Рот не открывался, но, похоже, этот голос прекрасно слышал мои мысли. Я внутренне кричала: «Да, бабуля, да, слышу. Где ты, как тебя увидеть?».

«Я не твоя бабушка, просто, ты слышишь тот голос, что тебе приятен. Это поможет тебе легче смириться с тем, что я сейчас скажу тебе».

— Кто ты? – я слышала себя, но понимала, что мои губы сомкнуты, на моем лице блуждает улыбка, а глаза устремлены на Шоарана, который что-то все еще рассказывает. Мне и хотелось, и одновременно нет, чтобы он понял, что со мной что-то не так.

— Я Эрина. Всего я сказать не могу, но пока ты узнаешь то, что должна знать сейчас. Я ждала тебя и могла бы говорить с тобой везде, но твое сердце было закрыто на тысячу замков, и мой голос не мог проникнуть к нему.

— Эрина? Это богиня?

— Можно сказать и так. Малисат была ближе к ней, нежели ты. Да-да, она глубоко верила в то, что Эрина защищает ее.

— Но ты убила ее и поместила меня в это тело.

— Не совсем так, милая, не совсем, - снова эта бабушкина привычка говорить мягко и повторять ключевые слова. – Я не могла защитить ее от ее же желания умереть, вместо того, чтобы бороться. Она была слишком свободна. Даже больше, чем ты, живущая в своем горе, в своих обязанностях.

— Но нас? Зачем ты убила нас? Всех тех людей, которые ехали со мной? Это ли не грех? Это ли не зло?

— И вас я не убила, Лена. Это стечение обстоятельств.

— Для богини ты слишком уж по земному изъясняешься, - я была рада, что мое состояние хоть чуточку нормализовалось, вернулась уверенность, силы и внутри перестало все дрожать. Я очень испугалась, что вернулся мой диабет.

— Боги – это те, кого придумывают люди, чтобы свалить на них все свои ошибки. Я обещаю, ты узнаешь обо мне, да и о Даркане намного больше, но позже. Для этого тебе нужно быть свободной.

— Я свободна, Эрина. Я больше не рабыня, и сделаю все, чтобы не стать ею, - пообещала я, скорее, не голосу, а себе.

— Я не о твоем теле, а о твоей душе. Ты изменилась, но это еще не все. Твоя свобода в том, чтобы делать не что хочешь, а что нужно. Когда ты научишься делать то, что нужно твоему сердцу, ты станешь открыта для меня.

— Я не понимаю ничего, из того, что ты говоришь. При всей твоей современности, ну, я имею в виду многословие, умение размышлять, как люди в моей прошлой жизни, ты говоришь со мной, как некий дух из старинных сказок, - я даже хмыкнула и услышала такой любимый, такой теплый и родной бабулин смех. Я, наверно, готова была рассказывать анекдоты, лишь бы она смеялась и смеялась. На секунду мне даже показалось, что запахло ее платком, ее чаем с душицей, дымком из печи в мороз, когда идешь по улице.

— Все, что ты сейчас видишь – твоя свобода, Лена. Эти радости и есть свобода. Все, что заставляет сердце биться, и есть свобода. Малисат жила только этим.
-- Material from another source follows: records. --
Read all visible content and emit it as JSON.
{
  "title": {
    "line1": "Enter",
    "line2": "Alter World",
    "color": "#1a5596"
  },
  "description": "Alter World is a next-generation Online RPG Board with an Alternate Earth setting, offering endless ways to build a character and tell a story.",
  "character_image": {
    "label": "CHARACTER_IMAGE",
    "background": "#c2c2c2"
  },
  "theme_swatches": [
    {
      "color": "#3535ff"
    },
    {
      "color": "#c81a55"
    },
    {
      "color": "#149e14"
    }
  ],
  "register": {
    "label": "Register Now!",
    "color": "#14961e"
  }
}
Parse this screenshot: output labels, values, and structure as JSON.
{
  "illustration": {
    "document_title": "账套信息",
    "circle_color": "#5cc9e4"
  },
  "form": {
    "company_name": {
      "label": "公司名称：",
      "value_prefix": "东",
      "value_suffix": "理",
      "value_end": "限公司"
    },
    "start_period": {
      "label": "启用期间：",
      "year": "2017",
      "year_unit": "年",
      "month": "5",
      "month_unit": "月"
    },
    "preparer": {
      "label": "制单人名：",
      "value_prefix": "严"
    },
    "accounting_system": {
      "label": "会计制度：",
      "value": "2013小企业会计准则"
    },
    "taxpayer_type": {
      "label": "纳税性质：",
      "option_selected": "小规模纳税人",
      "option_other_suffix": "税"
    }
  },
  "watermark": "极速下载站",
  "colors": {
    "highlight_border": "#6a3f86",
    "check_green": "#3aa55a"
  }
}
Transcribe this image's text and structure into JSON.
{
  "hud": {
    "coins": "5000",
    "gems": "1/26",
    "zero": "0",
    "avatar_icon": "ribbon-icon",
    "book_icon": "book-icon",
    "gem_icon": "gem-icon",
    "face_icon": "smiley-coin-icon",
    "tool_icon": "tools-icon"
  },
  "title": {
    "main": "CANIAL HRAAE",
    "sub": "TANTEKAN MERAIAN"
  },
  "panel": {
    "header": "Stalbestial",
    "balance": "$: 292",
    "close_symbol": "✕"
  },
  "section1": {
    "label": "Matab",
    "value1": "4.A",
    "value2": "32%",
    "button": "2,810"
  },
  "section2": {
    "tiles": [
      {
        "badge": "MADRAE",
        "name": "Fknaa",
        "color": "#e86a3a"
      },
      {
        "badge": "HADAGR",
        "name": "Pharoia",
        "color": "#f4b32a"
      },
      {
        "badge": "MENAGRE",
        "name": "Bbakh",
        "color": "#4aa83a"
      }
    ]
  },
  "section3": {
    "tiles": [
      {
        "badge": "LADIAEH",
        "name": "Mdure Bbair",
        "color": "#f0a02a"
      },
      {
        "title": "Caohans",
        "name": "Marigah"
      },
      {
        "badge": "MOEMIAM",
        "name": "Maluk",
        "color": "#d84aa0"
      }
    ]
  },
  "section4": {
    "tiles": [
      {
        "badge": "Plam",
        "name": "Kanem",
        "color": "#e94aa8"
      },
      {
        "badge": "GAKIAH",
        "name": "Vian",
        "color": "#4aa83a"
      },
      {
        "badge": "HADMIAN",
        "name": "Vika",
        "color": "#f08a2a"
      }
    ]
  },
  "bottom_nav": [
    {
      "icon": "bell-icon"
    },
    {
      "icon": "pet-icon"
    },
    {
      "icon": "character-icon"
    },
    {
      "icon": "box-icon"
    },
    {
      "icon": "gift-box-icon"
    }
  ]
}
Она делала то, что хочет, говорила то, что подсказывало сердце.

— Это не всегда правильно, - ответила я.

— Мы говорим о добрых побуждениях, Лена. Когда ты из-за своих страхов отпускаешь поводья своей жизни, их берет тело Малисат, привыкшее к действию, но ты подхватываешь ее, ты меняешься.

— Я становлюсь Малисат?

— Нет, ты становишься собой.

— Неужели, все это произошло только для того, чтобы я изменилась?

— Наш с тобой разговор – да. Ты не услышишь меня за пределами Храма потому что твои страхи живы. А здесь сильный сигнал.

— Что ты несешь? Сигнал? Здесь большинство людей за пределами Гордеро, да что там, если посмотреть, и в Гордеро, спят на соломе, греются огнем и лечатся молитвами тебе.